To answer your specific questions:

  • The OAuth login url should really be a page (protected behind the ssologin page) that allows your users to authorize/deny access to an application accessing their resources via an API. It seems like your SSO provider does not require this so it seems to be following the resource owner password flow.

  • In this flow (resource owner password) the access token is returned when calling the /oauth/token endpoint on the API Gateway. The Gateway will then call the external OAuth Provider's access token endpoint (with the relevant parameters) and once it receives an access token back, it will store it in 3scale and return it to the calling application. With other flows, it is sent to the redirect url by the API Gateway instead. However, if your SSO provider already returns an access token to your application's redirect url, you can do 2 things:

    1. Call the 3scale endpoint to store the access token returned, directly from your application
    2. Make the redirect_url for the SSO provider be the API Gateway instead of your application so that it stores the access token in 3scale and sends the access_token back to your application also. This will require customizing the API Gateway configuration templates.
  • It is entirely up to you where the access token is sent.
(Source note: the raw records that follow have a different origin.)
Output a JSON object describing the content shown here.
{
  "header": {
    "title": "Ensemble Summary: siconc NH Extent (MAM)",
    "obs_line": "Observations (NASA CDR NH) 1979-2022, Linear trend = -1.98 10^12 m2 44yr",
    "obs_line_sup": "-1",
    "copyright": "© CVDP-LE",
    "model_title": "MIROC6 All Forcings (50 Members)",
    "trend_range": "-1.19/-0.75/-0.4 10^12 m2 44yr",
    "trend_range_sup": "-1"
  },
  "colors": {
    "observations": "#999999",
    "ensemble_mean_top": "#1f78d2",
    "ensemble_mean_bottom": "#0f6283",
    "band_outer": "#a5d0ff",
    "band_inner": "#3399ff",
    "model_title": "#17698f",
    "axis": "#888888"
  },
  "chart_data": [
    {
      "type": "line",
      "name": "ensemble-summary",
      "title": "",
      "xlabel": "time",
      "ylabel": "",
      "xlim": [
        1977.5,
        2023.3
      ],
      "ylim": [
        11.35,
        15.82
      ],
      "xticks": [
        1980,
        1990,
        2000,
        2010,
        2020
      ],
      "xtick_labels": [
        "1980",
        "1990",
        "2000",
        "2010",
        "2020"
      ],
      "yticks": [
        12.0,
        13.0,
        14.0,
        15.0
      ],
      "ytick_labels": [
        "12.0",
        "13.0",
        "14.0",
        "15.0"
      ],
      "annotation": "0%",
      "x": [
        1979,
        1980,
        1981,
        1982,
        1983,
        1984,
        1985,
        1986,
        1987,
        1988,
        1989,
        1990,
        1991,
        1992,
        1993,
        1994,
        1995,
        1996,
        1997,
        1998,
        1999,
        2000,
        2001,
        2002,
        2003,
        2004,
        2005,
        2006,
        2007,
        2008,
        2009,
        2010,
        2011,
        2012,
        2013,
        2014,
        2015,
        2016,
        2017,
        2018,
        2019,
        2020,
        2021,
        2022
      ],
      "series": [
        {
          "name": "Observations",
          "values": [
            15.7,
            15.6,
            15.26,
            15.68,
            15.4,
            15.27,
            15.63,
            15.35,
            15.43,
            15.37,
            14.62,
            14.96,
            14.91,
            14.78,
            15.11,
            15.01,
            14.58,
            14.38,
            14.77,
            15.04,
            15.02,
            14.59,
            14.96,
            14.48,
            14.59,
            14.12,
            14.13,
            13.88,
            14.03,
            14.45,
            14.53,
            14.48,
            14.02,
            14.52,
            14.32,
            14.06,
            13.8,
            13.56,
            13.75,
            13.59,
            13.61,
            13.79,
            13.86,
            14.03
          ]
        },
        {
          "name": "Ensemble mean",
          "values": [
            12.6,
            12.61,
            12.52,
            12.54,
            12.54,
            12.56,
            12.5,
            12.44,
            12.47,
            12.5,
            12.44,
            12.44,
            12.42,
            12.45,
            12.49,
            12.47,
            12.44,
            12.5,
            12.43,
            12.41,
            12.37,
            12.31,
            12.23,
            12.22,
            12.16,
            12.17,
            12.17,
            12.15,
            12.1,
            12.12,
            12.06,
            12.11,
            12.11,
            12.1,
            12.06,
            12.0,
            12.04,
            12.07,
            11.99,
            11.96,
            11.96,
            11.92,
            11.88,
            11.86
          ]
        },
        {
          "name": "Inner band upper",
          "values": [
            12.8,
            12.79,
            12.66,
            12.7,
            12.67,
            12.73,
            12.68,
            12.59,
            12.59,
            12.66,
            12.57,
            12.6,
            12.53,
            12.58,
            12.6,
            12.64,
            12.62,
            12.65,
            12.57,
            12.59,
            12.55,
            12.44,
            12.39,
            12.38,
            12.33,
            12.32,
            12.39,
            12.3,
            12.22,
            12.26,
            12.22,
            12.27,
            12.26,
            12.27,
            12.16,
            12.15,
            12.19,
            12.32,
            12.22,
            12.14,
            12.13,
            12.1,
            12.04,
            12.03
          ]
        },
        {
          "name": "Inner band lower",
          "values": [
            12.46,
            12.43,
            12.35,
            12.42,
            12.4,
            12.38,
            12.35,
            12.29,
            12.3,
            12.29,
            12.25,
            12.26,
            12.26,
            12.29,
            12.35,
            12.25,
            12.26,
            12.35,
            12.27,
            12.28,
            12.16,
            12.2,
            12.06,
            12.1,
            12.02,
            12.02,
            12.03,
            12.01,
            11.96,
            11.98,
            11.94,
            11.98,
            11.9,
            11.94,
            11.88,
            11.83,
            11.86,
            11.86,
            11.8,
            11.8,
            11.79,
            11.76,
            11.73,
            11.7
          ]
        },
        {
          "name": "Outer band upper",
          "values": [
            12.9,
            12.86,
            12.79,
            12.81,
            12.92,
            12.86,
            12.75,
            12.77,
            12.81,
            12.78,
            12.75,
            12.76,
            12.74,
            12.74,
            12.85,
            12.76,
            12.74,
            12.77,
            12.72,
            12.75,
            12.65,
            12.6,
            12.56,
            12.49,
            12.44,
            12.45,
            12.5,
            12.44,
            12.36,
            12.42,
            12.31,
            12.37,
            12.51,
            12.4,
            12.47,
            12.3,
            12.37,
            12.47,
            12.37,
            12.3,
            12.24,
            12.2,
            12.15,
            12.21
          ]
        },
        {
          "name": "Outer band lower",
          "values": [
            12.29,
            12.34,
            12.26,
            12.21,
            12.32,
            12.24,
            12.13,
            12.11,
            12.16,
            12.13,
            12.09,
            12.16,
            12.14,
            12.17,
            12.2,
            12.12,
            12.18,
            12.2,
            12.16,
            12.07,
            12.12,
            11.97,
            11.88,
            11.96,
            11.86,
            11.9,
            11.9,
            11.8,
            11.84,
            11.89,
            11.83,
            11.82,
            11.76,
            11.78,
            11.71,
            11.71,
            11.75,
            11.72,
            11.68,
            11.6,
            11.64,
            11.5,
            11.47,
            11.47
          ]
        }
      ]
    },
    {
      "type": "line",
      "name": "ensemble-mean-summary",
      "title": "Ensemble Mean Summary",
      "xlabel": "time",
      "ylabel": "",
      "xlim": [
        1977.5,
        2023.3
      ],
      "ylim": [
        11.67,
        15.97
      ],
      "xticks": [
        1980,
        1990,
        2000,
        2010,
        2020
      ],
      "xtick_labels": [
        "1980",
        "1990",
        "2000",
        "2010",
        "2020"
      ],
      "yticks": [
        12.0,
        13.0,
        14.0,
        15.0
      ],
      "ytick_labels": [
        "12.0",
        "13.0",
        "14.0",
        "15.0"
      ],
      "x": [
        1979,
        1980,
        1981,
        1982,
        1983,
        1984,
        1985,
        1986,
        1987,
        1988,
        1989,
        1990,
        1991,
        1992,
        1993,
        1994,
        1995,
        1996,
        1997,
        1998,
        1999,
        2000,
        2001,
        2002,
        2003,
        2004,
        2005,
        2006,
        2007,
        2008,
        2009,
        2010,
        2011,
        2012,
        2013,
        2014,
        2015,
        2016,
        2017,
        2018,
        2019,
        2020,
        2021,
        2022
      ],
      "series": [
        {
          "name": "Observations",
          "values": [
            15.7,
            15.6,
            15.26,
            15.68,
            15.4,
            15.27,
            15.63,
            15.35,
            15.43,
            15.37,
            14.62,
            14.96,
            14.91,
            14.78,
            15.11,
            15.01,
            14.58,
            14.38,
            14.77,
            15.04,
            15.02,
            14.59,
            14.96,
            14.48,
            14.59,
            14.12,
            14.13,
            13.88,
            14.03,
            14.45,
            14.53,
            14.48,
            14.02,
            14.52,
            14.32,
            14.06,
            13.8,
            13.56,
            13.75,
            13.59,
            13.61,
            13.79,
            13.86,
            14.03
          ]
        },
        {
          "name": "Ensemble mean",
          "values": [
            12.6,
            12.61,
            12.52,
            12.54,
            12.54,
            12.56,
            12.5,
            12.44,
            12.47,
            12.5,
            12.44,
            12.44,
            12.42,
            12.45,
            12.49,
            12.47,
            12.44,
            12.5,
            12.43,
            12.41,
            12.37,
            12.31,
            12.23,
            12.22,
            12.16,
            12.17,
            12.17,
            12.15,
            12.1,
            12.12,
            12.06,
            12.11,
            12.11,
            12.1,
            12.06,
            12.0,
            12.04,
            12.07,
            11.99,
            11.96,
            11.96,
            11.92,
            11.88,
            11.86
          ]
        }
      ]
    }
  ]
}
However, you would have to configure this location in the Nginx configuration templates so that the access token is extracted correctly. e.g https://github.com/3scale/nginx-oauth-templates/blob/master/oauth2/resource-owner-password-flow/no-token-generation/nginx.lua#L198-L207 and https://github.com/3scale/nginx-oauth-templates/blob/master/oauth2/resource-owner-password-flow/no-token-generation/nginx.lua#L312

Ultimately the Gateway can sit between your application and the access token issuer to capture and store these in 3scale, mediating the whole exchange. The only limit in 3scale is the access token format which has to be an alphanumeric string up to 256 chars long.